1975

Film #277: One Flew Over the Cuckoo’s Nest (1975)

Nicholson won what would be the first of three Oscars one year after Chinatown as he captured the Best Actor prize for One Flew Over the Cuckoo’s Nest. The film also made Oscar history for being the second of the three films to win the elusive ‘Big Five’ awards and was the first picture to do so since It Happened One Night back in the 1930s.


Here, Nicholson stars as Randle McMurphy, a low-rent convict who has been serving time on a prison farm for statuary rape.
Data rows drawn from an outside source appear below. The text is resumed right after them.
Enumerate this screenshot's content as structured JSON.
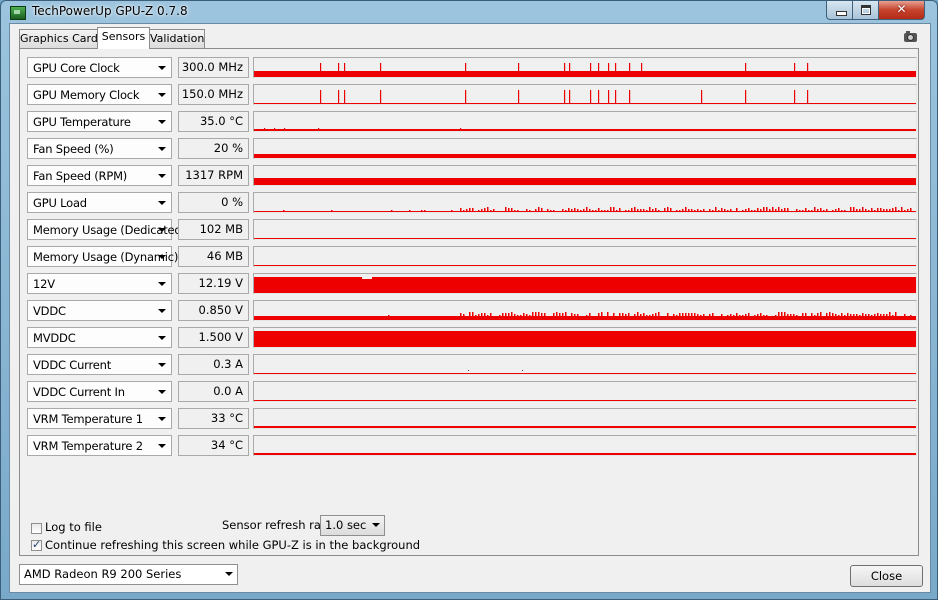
{
  "window": {
    "title": "TechPowerUp GPU-Z 0.7.8"
  },
  "tabs": [
    "Graphics Card",
    "Sensors",
    "Validation"
  ],
  "colors": {
    "graph": "#ee0000",
    "panel": "#f0f0f0"
  },
  "sensors": [
    {
      "name": "GPU Core Clock",
      "value": "300.0 MHz",
      "level": 0.3,
      "spikes": [
        66,
        84,
        90,
        126,
        211,
        264,
        310,
        315,
        336,
        344,
        354,
        361,
        375,
        387,
        491,
        540,
        553
      ]
    },
    {
      "name": "GPU Memory Clock",
      "value": "150.0 MHz",
      "level": 0.0,
      "spikes": [
        66,
        84,
        90,
        126,
        211,
        264,
        310,
        315,
        336,
        344,
        354,
        361,
        375,
        447,
        491,
        540,
        553
      ]
    },
    {
      "name": "GPU Temperature",
      "value": "35.0 °C",
      "level": 0.08,
      "spikes": [
        10,
        20,
        30,
        64,
        206
      ],
      "spikeHeight": 0.15
    },
    {
      "name": "Fan Speed (%)",
      "value": "20 %",
      "level": 0.2,
      "spikes": []
    },
    {
      "name": "Fan Speed (RPM)",
      "value": "1317 RPM",
      "level": 0.38,
      "spikes": []
    },
    {
      "name": "GPU Load",
      "value": "0 %",
      "level": 0.0,
      "noise": true
    },
    {
      "name": "Memory Usage (Dedicated)",
      "value": "102 MB",
      "level": 0.03,
      "spikes": []
    },
    {
      "name": "Memory Usage (Dynamic)",
      "value": "46 MB",
      "level": 0.02,
      "spikes": []
    },
    {
      "name": "12V",
      "value": "12.19 V",
      "level": 0.85,
      "spikes": []
    },
    {
      "name": "VDDC",
      "value": "0.850 V",
      "level": 0.22,
      "noise": true
    },
    {
      "name": "MVDDC",
      "value": "1.500 V",
      "level": 0.85,
      "spikes": []
    },
    {
      "name": "VDDC Current",
      "value": "0.3 A",
      "level": 0.0,
      "dots": [
        214,
        268
      ]
    },
    {
      "name": "VDDC Current In",
      "value": "0.0 A",
      "level": 0.0,
      "spikes": []
    },
    {
      "name": "VRM Temperature 1",
      "value": "33 °C",
      "level": 0.1,
      "spikes": []
    },
    {
      "name": "VRM Temperature 2",
      "value": "34 °C",
      "level": 0.1,
      "spikes": []
    }
  ],
  "options": {
    "log_to_file": {
      "label": "Log to file",
      "checked": false
    },
    "refresh_label": "Sensor refresh rate:",
    "refresh_value": "1.0 sec",
    "background_refresh": {
      "label": "Continue refreshing this screen while GPU-Z is in the background",
      "checked": true
    }
  },
  "footer": {
    "gpu_select": "AMD Radeon R9 200 Series",
    "close_label": "Close"
  }
}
McMurphy has been admitted to a mental asylum for evaluation, while he hopes that his time there will be an easy ride where he will avoid going back to prison. However, McMurphy didn’t factor in the cold and calm Nurse Ratched, who runs the ward and who manages her patients through a strict diet of medication and humiliation. It’s clear that Ratched doesn’t like the affect that McMurphy has on the patients as he tries to lift their spirits by taking them on fishing trips and organising card games between them. After learning that he could be staying at the asylum longer than he first thought, McMurphy decides to escape however his attachment to one of his fellow patients means that he ends up making the ultimate sacrifice. This is the third film in a row not to have a happy ending for Nicholson’s character, but at least the conclusion does provide a moment of hope for one of the asylum’s long-term residents.
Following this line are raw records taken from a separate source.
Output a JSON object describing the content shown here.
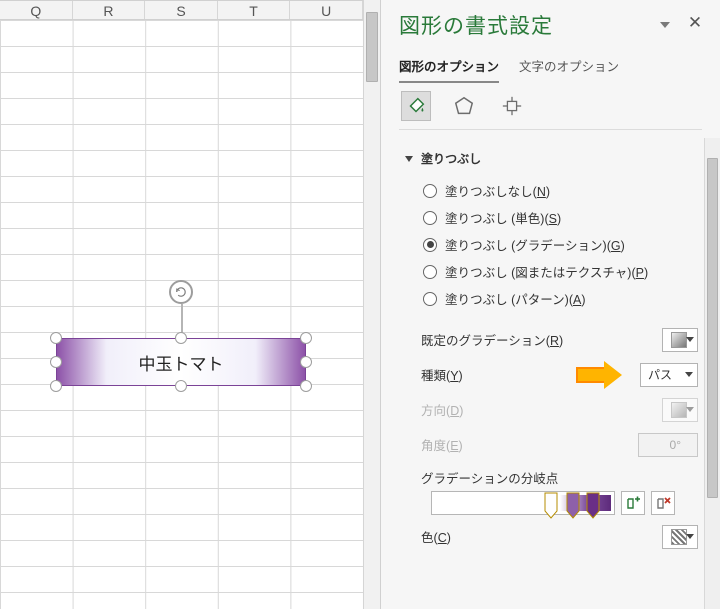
{
  "sheet": {
    "columns": [
      "Q",
      "R",
      "S",
      "T",
      "U"
    ],
    "shape_text": "中玉トマト"
  },
  "pane": {
    "title": "図形の書式設定",
    "tabs": {
      "shape": "図形のオプション",
      "text": "文字のオプション"
    },
    "active_tab": "shape",
    "section": {
      "fill": "塗りつぶし"
    },
    "fill_radios": {
      "none": {
        "label": "塗りつぶしなし",
        "accel": "N"
      },
      "solid": {
        "label": "塗りつぶし (単色)",
        "accel": "S"
      },
      "gradient": {
        "label": "塗りつぶし (グラデーション)",
        "accel": "G"
      },
      "picture": {
        "label": "塗りつぶし (図またはテクスチャ)",
        "accel": "P"
      },
      "pattern": {
        "label": "塗りつぶし (パターン)",
        "accel": "A"
      }
    },
    "fill_selected": "gradient",
    "gradient": {
      "preset_label": "既定のグラデーション",
      "preset_accel": "R",
      "type_label": "種類",
      "type_accel": "Y",
      "type_value": "パス",
      "direction_label": "方向",
      "direction_accel": "D",
      "angle_label": "角度",
      "angle_accel": "E",
      "angle_value": "0°",
      "stops_label": "グラデーションの分岐点",
      "color_label": "色",
      "color_accel": "C"
    }
  }
}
One Flew Over the Cuckoo’s Nest is a film that has stayed with me for a long time and is one that I have written essays about in the past. I personally feel that this film is a masterpiece and perfectly combines well-rounded characters, a confined setting and a brilliant set of performances. Milos Forman’s direction gives you a sense of place almost instantly as the white walls of the asylum gives you a real claustrophobic feel for this particular institution. The creepy music that plays during medication time and the awkward group sessions also stick in the mind. I think these elements of the film are so memorable as they present the institution as a place of regimented routine.
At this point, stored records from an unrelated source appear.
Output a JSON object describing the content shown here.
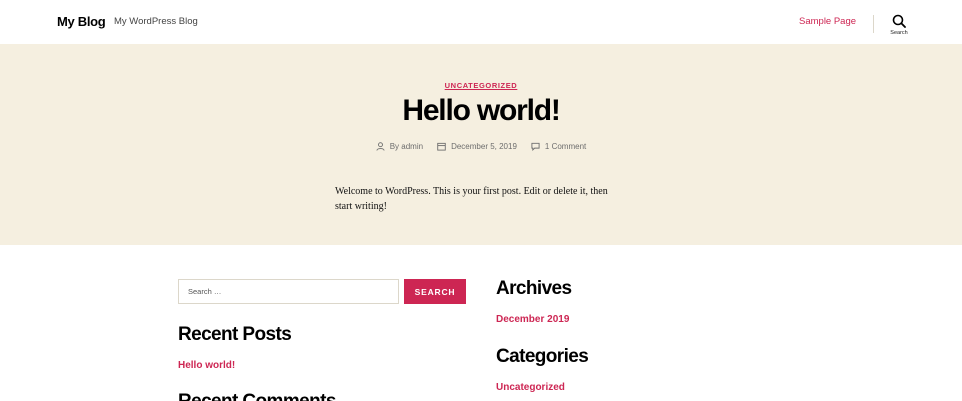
{
  "header": {
    "site_title": "My Blog",
    "site_description": "My WordPress Blog",
    "nav_items": [
      "Sample Page"
    ],
    "search_label": "Search"
  },
  "post": {
    "category": "UNCATEGORIZED",
    "title": "Hello world!",
    "author": "By admin",
    "date": "December 5, 2019",
    "comments": "1 Comment",
    "content": "Welcome to WordPress. This is your first post. Edit or delete it, then start writing!"
  },
  "search_widget": {
    "placeholder": "Search …",
    "submit_label": "SEARCH"
  },
  "recent_posts": {
    "title": "Recent Posts",
    "items": [
      "Hello world!"
    ]
  },
  "recent_comments": {
    "title": "Recent Comments"
  },
  "archives": {
    "title": "Archives",
    "items": [
      "December 2019"
    ]
  },
  "categories": {
    "title": "Categories",
    "items": [
      "Uncategorized"
    ]
  },
  "colors": {
    "accent": "#cd2653",
    "hero_background": "#f5efe0",
    "border": "#dcd7ca"
  }
}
Of the three films, Nicholson gives his biggest performance here as the slightly unhinged and worldly-wise McMurphy. Nicholson plays Randle as somebody whose personality is infectious and he’s easily implanted as the leader of the group. Nicholson’s Oscar was well-deserved especially in the latter scenes in which McMurphy chooses to stick up for young, nervous Billy rather than escaping from the asylum. Nurse Ratched, who I believe to be one of cinema’s greatest villains, is beautifully written and expertly played by Louise Fletcher. What makes Ratched so chilling is that she never raises her voice and we know nothing of her apart from her job in the asylum. The film is fleshed out by a whole group of memorable supporting characters as all of the patients on the ward are given very different identities. Among the most famous are William Redfield’s cultured Harding, Christopher Lloyd’s deranged Taber and Danny DeVito’s delusional Martini. Best of all is Brad Dourif as the tragic Billy, who was nominated but never won the Best Supporting Actor Award. If you’ve never seen One Flew, I can’t recommend it enough and it really is film-making at its very best.